I moved upstream right to the top of the mile-long beat where the main river is joined by the River Edw (a small stream, I’m interested in fishing one day). In the Edw Pool at the confluence of the two rivers, a few fish were rising. I waded out to midstream, scattering shoals of tiny fry. I tried my go-to dry fly: a parachute adams. This provoked no interest, so I switched to a green klinkhammer. I cast upstream close to some trees where a fish was repeatedly rising. The fish took the fly, stayed on the line for a moment, and then was gone. In the next cast, I rose a fish again, but didn’t connect.
I took a break for lunch and retrieved my homemade wading staff from the car. The wading was trickier than I’d been led to believe: boulders rather than gravel, in the main. The staff was going to prevent an otherwise inevitable dunking.

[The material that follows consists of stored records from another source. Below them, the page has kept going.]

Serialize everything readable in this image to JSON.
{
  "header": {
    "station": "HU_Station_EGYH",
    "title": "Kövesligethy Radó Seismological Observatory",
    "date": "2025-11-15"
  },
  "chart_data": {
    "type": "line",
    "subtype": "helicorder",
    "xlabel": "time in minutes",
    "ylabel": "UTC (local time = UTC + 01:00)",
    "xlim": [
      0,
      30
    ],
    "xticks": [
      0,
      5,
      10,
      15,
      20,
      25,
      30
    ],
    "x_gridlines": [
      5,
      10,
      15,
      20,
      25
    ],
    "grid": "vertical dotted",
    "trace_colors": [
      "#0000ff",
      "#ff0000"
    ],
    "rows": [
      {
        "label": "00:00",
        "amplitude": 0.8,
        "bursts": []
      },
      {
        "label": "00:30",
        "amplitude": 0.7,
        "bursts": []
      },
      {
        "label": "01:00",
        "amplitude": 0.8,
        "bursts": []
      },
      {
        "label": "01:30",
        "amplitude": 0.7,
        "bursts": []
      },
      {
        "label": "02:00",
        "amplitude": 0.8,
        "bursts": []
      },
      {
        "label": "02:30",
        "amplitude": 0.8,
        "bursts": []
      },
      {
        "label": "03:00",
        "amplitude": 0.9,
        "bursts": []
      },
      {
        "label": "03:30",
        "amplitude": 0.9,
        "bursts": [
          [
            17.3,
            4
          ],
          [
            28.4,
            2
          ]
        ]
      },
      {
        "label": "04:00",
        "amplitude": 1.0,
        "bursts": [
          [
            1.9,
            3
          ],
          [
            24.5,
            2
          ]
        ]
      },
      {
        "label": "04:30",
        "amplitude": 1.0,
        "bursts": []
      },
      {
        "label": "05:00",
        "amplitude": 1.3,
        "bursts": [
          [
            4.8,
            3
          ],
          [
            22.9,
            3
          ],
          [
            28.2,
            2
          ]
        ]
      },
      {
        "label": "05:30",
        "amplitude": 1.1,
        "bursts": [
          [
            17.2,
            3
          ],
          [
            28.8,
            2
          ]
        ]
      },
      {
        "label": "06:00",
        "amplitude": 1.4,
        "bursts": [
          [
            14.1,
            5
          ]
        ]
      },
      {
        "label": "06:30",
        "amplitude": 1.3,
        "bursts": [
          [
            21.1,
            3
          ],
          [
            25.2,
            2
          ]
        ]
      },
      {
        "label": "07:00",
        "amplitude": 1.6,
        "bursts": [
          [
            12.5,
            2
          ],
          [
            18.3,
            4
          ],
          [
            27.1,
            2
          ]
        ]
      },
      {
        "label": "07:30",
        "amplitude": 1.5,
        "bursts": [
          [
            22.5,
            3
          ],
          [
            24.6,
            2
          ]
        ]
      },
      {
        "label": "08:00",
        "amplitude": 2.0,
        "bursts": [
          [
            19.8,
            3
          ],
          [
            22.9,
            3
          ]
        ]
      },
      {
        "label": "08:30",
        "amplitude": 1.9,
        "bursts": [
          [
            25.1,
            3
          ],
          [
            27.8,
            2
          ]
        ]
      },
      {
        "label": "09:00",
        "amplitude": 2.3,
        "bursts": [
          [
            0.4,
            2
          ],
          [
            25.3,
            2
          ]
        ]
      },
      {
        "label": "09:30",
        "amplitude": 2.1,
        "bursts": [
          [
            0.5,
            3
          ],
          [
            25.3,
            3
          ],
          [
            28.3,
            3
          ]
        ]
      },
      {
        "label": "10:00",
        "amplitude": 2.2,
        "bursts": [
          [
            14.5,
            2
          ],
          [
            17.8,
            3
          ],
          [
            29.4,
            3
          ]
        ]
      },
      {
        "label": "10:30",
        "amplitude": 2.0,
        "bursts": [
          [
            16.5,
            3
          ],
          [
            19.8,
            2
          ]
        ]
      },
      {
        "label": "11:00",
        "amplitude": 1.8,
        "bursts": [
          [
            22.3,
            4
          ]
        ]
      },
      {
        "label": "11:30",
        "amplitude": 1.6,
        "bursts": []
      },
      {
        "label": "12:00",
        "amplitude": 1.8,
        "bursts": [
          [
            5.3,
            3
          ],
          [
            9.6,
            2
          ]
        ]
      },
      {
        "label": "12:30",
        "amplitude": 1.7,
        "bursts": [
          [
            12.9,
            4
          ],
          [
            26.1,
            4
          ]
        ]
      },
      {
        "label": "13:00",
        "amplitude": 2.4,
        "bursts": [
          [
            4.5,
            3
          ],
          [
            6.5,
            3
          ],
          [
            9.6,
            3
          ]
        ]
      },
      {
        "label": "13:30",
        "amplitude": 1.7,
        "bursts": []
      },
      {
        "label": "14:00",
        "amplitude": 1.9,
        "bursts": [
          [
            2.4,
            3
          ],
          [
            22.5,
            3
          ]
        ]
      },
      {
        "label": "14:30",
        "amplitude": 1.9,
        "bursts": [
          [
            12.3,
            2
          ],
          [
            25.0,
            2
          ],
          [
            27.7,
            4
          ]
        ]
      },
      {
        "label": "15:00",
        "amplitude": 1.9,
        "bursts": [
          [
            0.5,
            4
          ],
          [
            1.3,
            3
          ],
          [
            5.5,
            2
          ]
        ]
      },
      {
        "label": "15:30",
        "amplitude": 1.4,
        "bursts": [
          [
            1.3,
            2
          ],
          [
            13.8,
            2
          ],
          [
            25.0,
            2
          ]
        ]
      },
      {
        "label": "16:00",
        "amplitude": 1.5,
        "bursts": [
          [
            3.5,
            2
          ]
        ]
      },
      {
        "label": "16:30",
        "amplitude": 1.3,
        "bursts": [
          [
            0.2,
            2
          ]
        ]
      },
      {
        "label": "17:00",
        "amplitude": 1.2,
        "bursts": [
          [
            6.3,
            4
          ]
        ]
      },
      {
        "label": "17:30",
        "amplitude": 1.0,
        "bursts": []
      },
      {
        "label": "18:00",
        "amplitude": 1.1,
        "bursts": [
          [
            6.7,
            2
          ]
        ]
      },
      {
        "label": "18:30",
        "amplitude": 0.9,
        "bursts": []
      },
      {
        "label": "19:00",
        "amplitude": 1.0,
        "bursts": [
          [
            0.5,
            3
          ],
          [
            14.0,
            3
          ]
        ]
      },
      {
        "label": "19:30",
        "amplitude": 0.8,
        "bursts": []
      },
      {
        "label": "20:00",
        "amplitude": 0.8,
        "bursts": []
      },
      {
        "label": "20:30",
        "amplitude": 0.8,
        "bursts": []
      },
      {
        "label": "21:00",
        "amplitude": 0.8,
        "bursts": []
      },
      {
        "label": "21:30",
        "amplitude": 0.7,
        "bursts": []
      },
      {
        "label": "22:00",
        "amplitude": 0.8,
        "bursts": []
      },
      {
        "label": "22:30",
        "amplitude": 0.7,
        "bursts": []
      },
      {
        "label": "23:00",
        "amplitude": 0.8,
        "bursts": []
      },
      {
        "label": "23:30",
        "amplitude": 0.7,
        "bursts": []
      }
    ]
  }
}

I moved back downstream to the charmingly named Lady Alexanders Catch pool. Wading into the streamy water at the head of the pool, I tried a combo of bead-headed Gold Ribbed Hare’s Ear and Waterhen Bloa. Nothing doing. I snapped off the dropper, and tied on a Peeping Caddis Jig. First cast, and I had a fish on. Coincidence? or was this what they were waiting for? The small trout was netted without too much protest.

I returned to the Edw Pool and persisted with the green klinkhammer. A fish was rising in the same place as before, and I persuaded it to intercept my offering. The fish was well hooked and as I drew it toward me, I realised it was a good size grayling. The biggest I’ve caught (despite this fish being out of season)

Both fish had been taken on a caddis pattern. Despite me not seeing any caddis flies on the wing, this is what the fish seemed to have wanted.
To the north, over the hills I could see dark clouds bearing rain. This was not what the forecast had said! I suppose you can always expect rain over the hills in Wales. I felt the first spots of rain. Time to go. Quitting at 4 p.m. when I had intended to fish till sunset at 9 p.m. was disappointing, but I’m happy with my pair of fish today.